Surely that is plain wrong? Otherwise I could have income exceeding expenditure and give away the £1 billion I have in investments.

Comments

  • AIUI it is gifts from income.

    So if you have £1bn invested in 2.5% p.a. bonds, you could (I think) give away up to £25,000,000 each year from interest income received.

    But as soon as you start to give away the £1bn capital, it's a taxable gift for IHT.

    Obviously if you actually have £1bn (a) please tell me how you did it; and (b) take specialist advice on IHT planning!!!
    A kind word lasts a minute, a skelped erse is sair for a day.
  • Malthusian
    Malthusian Posts: 11,055 Forumite
    Tenth Anniversary 10,000 Posts Name Dropper Photogenic
    Yes, they are wrong. A one-off gift from a one-off windfall is not normal expenditure and not automatically exempt from IHT.

    What you should do in that position is use a Deed of Variation.

    A good example of why not to take tax planning advice from unqualified and unregulated journalists.
    Now I always understood that to mean if you had income of, say, £50k pa and outgoings of, say, £30k pa you could give away £20k which would be IHT exempt. Other than the £3k etc, you couldn't give away any savings - unless you lived for 3 to 7 years after that gift.
    The "3 to 7" part only applies if you give away more than £325,000 which falls back into the estate, and then only to the excess above it. Otherwise it's 7 years.

    You can give away as much as you like. Your estate just has to pay IHT on the gifts (that it would have paid anyway if you'd held onto them) if they aren't exempt.
  • Cardew
    Cardew Posts: 29,064 Forumite
    Part of the Furniture 10,000 Posts Name Dropper Rampant Recycler
    AIUI it is gifts from income.

    So if you have £1bn invested in 2.5% p.a. bonds, you could (I think) give away up to £25,000,000 each year from interest income received.

    But as soon as you start to give away the £1bn capital, it's a taxable gift for IHT.

    Obviously if you actually have £1bn (a) please tell me how you did it; and (b) take specialist advice on IHT planning!!!

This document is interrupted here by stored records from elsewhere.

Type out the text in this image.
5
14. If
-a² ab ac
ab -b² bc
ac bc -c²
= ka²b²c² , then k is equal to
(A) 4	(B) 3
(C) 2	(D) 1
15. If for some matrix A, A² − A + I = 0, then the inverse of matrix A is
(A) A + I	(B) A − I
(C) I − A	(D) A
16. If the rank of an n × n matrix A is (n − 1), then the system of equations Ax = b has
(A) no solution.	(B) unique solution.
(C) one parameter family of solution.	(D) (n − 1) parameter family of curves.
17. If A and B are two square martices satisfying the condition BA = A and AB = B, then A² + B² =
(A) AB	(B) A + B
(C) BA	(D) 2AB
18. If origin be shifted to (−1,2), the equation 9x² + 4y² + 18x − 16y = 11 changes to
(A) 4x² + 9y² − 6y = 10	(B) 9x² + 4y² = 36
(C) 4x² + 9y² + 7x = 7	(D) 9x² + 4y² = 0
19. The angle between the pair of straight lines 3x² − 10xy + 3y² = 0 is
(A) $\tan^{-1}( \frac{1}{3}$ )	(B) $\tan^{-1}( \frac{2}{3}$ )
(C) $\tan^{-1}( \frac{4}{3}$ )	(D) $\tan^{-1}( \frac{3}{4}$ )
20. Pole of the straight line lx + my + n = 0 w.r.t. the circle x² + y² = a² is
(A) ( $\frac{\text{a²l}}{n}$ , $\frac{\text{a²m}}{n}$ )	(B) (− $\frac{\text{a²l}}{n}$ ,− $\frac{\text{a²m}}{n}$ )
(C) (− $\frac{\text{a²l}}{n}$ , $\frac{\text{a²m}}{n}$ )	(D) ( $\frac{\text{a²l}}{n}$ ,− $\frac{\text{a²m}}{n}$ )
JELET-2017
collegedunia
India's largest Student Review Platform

    Clearly you can give away the interest income that is in excess of your expenditure but the wording states 'your partner dies leaving you a sizable chunk of savings or money from cashed in investments, you could give some or all of this money away'

    P.S.
    I haven't actually got the £1billion yet, but a 25 year old Nigerian heiress is coming to see me soon with a foolproof plan - perhaps she is an IFA?
  • AIUI a one-off gift out of income will NOT qualify as exempt from IHT unless it is the first of a series of regular gifts (the donor dying before subsequent gifts are made). Written evidence of intention to make regular gifts out of income would be extremely beneficial in such a case.